One of those who was excused today, a middle-aged man in a Mud Hens jacket, said with a quavering voice that he was brought up a Catholic and is now a Baptist, but did not feel that he could set aside a reverence for priests that was ingrained in him during childhood.

Another middle-aged man was excused for an opposite bias toward the Roman

Catholic Church - he said he was raised Roman Catholic and converted to the Lutheran faith and has an animosity toward Catholicism and priests.

A Catholic man in his 20s, with long dark hair pulled into a ponytail, was excused after repeatedly saying that he could not sit in judgment of a priest. "I don't think I could do it. I just feel wrong."

When pressed, he told Mr. Mandros: "I just feel that the decision I make will affect me forever. It will always be with me."

Of the 67 prospective jurors questioned, 21 were practicing Catholics, 2 said their families were Catholics but they are not, and 4 were former Catholics. There were six Lutherans, five Methodists, four Baptists, and several who said they were Christians who were not affiliated with denominations. Six said they had no religious beliefs, one said she was an atheist, and one was an agnostic. Some were excused before they discussed their religious beliefs.

Lucas County Prosecutor Julia Bates sat in the back row of the courtroom for part of the morning's proceedings.
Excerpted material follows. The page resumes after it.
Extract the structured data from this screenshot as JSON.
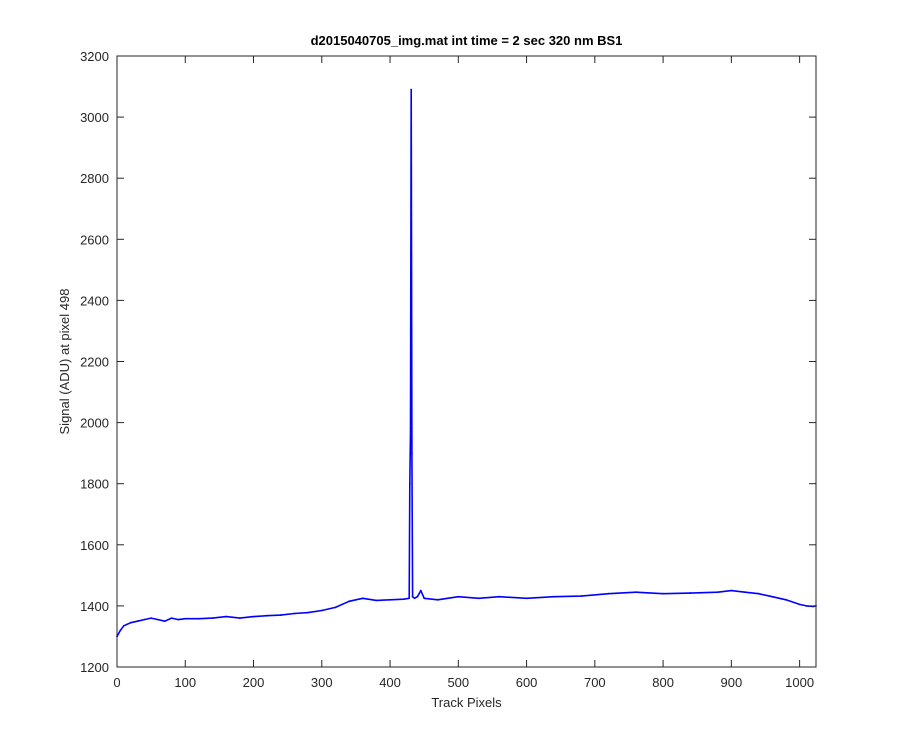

An unidentified psychologist assisting the prosecution team occasionally passed them notes during the juror interviews.

Father Robinson, 68, a Toledo diocesan priest, faces a possible life sentence if convicted. He was arrested in April, 2004, and charged in the slaying of Sister Margaret Ann Pahl, who was strangled and then stabbed multiple times in the sacristy of Mercy Hospital's chapel on Holy Saturday 26 years ago.
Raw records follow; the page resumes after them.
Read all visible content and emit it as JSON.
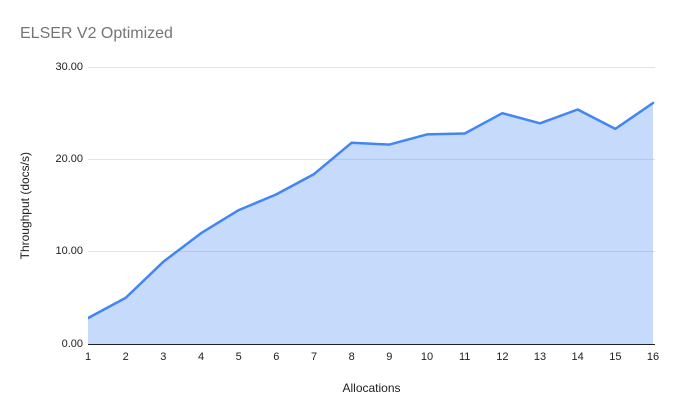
{
  "chart_data": {
    "type": "area",
    "title": "ELSER V2 Optimized",
    "xlabel": "Allocations",
    "ylabel": "Throughput (docs/s)",
    "categories": [
      "1",
      "2",
      "3",
      "4",
      "5",
      "6",
      "7",
      "8",
      "9",
      "10",
      "11",
      "12",
      "13",
      "14",
      "15",
      "16"
    ],
    "values": [
      2.8,
      5.0,
      8.9,
      12.0,
      14.5,
      16.2,
      18.4,
      21.8,
      21.6,
      22.7,
      22.8,
      25.0,
      23.9,
      25.4,
      23.3,
      26.1
    ],
    "ylim": [
      0,
      30
    ],
    "y_ticks": [
      {
        "value": 0,
        "label": "0.00"
      },
      {
        "value": 10,
        "label": "10.00"
      },
      {
        "value": 20,
        "label": "20.00"
      },
      {
        "value": 30,
        "label": "30.00"
      }
    ],
    "grid": true,
    "legend": "none",
    "colors": {
      "line": "#4285f4",
      "fill": "rgba(66,133,244,0.3)",
      "gridline": "#e3e3e3",
      "axis_line": "#212121",
      "title": "#757575",
      "tick_label": "#202124",
      "axis_title": "#202124"
    }
  }
}
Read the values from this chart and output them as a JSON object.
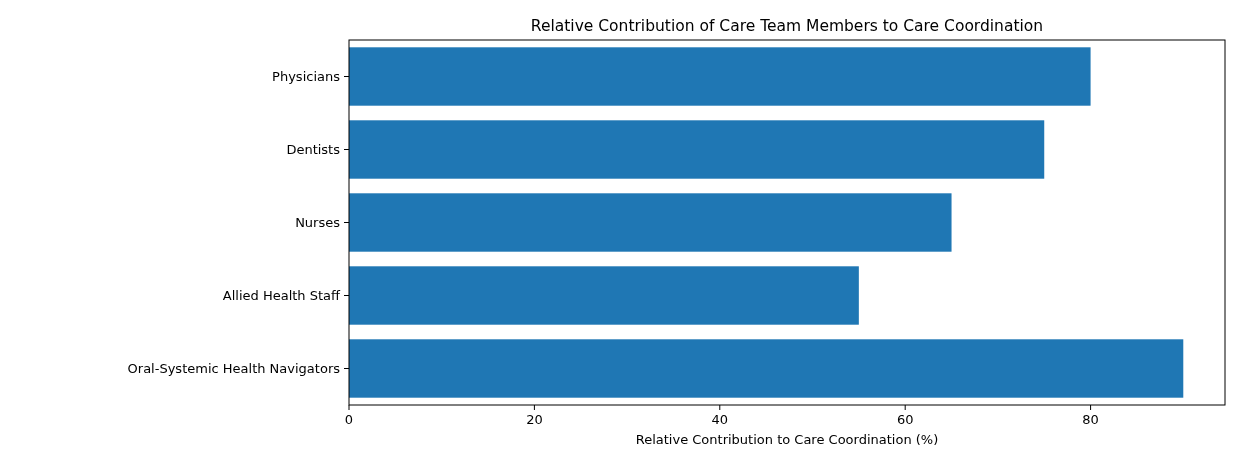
{
  "chart_data": {
    "type": "bar",
    "orientation": "horizontal",
    "title": "Relative Contribution of Care Team Members to Care Coordination",
    "xlabel": "Relative Contribution to Care Coordination (%)",
    "categories": [
      "Physicians",
      "Dentists",
      "Nurses",
      "Allied Health Staff",
      "Oral-Systemic Health Navigators"
    ],
    "values": [
      80,
      75,
      65,
      55,
      90
    ],
    "color": "#1f77b4",
    "xlim": [
      0,
      94.5
    ],
    "xticks": [
      0,
      20,
      40,
      60,
      80
    ],
    "grid": false
  }
}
The case, believed to be the first U.S. trial of a Roman Catholic priest accused of murdering a nun, was reopened by cold-case investigators in December, 2003.

Father Robinson, wearing a clerical collar, sat quietly in court today, flanked by his team of four attorneys, and showed little emotion as the prospective jurors were interviewed.

Opening arguments have been pushed back from Thursday until Friday.